Boston, MA 09/30/2013 (wallstreetpr) – Halcon Resources Corp (NYSE:HK) (Closed: $4.53, Down: 2.37%) opened flat on last Friday but soon started falling to break the low of the previous 5 weeks before closing on the day low. The news about the company announcing filing of a shelf registration statement for previously issued shares was not taken by the market in any positive way as the price action formed a Marubozu candle, the most bearish single candle pattern. The volume remained subdued thought at 5.5 million, exactly on par with the average.
The stock had made its debut in May 2011, in the middle of the last bear market and suitable dropped from its opening price of $5.13 to the low of $1.80 in just 3 months. But the end of the bear market brought a huge rally taking the price to a new high at $13.35 by early 2012. The joy for this furious rally turned out to be short lived as it began its very own bear market that hasn’t shown any sign of abating till now.

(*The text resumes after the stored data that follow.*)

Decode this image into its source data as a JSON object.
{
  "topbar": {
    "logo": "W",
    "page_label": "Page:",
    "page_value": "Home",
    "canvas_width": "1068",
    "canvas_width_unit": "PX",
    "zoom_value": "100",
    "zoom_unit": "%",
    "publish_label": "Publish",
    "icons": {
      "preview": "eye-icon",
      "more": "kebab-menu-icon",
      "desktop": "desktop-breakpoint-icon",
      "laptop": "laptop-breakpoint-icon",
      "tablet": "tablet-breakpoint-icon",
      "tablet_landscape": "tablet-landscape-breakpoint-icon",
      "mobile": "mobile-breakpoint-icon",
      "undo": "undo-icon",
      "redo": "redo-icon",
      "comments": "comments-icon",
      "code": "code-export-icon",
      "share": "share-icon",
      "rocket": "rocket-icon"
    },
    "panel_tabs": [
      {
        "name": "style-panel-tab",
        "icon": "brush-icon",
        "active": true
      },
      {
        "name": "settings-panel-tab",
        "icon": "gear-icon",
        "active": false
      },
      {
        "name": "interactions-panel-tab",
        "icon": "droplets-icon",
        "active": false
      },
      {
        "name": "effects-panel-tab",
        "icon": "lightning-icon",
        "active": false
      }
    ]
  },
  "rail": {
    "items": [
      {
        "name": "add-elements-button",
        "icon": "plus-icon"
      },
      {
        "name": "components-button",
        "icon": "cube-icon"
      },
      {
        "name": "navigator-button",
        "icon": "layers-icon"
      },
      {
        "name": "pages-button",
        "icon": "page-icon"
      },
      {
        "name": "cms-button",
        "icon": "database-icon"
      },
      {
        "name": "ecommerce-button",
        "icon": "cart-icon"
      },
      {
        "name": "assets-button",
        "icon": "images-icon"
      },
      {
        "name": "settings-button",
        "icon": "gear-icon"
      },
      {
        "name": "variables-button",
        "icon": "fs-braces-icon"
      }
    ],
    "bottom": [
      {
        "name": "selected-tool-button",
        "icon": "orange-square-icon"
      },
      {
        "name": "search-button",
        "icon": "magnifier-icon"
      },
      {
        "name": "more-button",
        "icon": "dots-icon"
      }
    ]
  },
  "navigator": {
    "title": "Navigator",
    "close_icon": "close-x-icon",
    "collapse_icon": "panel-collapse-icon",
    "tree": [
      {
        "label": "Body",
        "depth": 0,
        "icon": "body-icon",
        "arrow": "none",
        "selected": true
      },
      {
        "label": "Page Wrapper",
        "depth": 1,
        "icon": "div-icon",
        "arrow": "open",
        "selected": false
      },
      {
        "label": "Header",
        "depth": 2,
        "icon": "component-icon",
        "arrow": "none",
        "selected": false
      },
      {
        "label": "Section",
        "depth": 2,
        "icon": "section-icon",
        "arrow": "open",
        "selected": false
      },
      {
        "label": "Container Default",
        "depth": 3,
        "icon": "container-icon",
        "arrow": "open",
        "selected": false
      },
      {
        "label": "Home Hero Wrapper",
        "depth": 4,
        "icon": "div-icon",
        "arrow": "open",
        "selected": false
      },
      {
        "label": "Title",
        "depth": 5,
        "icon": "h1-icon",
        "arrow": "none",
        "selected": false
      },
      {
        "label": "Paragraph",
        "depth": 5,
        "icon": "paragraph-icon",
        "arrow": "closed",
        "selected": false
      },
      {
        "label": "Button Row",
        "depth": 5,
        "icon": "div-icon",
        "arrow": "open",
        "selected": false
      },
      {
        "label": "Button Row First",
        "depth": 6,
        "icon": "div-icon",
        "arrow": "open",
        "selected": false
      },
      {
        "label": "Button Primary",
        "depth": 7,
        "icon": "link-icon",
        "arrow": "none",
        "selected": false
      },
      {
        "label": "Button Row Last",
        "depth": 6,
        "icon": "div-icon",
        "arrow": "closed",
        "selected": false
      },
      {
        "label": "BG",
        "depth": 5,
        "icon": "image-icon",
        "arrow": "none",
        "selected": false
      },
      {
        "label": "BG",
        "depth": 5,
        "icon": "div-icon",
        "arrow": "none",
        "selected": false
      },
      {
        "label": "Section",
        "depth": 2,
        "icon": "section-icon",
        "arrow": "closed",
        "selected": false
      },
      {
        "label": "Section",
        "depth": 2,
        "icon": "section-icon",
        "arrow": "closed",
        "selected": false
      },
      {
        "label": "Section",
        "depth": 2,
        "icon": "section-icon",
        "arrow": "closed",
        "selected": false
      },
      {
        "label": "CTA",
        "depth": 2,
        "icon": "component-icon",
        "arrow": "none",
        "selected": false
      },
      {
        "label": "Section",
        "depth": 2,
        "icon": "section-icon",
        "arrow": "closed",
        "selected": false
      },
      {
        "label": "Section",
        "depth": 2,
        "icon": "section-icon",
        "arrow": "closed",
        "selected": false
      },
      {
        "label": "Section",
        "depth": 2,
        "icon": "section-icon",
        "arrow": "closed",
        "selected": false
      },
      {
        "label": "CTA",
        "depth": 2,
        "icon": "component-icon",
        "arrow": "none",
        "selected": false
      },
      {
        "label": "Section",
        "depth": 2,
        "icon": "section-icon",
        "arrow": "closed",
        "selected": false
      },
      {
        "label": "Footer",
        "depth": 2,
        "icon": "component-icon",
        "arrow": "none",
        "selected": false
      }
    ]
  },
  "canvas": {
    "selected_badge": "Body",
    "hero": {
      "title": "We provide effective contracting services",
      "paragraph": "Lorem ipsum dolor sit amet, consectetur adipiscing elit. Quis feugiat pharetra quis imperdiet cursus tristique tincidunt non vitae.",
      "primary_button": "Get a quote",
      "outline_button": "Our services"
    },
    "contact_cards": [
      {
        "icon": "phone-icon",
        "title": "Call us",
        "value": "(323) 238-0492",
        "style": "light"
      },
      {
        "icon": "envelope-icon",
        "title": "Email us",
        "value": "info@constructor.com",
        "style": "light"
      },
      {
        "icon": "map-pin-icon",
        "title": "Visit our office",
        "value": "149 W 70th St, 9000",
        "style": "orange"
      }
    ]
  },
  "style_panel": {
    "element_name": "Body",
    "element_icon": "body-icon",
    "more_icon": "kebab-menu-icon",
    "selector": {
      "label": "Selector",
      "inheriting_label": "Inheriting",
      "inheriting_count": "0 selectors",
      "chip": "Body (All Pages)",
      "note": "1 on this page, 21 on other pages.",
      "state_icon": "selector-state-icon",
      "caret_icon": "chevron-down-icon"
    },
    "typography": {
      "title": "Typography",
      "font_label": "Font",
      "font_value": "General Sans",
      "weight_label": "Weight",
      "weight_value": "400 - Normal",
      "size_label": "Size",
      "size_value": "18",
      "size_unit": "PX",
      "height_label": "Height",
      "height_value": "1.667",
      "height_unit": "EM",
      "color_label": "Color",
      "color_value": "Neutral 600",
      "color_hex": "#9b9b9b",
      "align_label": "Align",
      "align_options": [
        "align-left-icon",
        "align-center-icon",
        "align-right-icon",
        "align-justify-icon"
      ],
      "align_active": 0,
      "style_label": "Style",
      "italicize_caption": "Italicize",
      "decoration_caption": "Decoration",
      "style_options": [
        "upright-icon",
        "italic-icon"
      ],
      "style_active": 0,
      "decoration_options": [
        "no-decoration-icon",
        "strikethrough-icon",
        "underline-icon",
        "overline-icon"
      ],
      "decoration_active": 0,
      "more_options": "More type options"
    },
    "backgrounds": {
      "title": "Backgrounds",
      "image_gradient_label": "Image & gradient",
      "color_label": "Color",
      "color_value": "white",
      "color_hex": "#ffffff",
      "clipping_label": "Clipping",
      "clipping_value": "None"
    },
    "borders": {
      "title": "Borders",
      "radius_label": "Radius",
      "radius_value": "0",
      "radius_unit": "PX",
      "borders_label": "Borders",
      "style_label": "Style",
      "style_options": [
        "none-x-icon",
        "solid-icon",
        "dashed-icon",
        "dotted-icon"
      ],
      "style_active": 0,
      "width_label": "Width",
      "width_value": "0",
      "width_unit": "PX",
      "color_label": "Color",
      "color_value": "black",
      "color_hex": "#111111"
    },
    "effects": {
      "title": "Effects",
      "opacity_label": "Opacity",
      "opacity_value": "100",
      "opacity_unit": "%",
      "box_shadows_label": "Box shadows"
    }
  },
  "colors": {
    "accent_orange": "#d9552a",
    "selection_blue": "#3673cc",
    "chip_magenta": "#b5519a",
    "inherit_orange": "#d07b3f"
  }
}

The fall from the 2012 top of $13.35 is taking the form of a huge Zigzag correction. The first part of the fall from $13.35 to the 2012 low of $5.26 is clearly subdivided into 5 legs. The corrective rally next was rejected from the previous 4th wave area around $8.30 – $8.60 as expected.
The current fall could be labeled as the C wave and the fall from the July 2013 top of $6.44 could be marked as the 5th minor wave. The immediate target in that case would be around $4.18 – $4.20, which nicely coincides with the December 2011 swing high of $4.20. The larger pattern gives us a long term target around $1.24 – $1.30, a new lifetime low. Naturally, the investors should avoid the stock like a plague.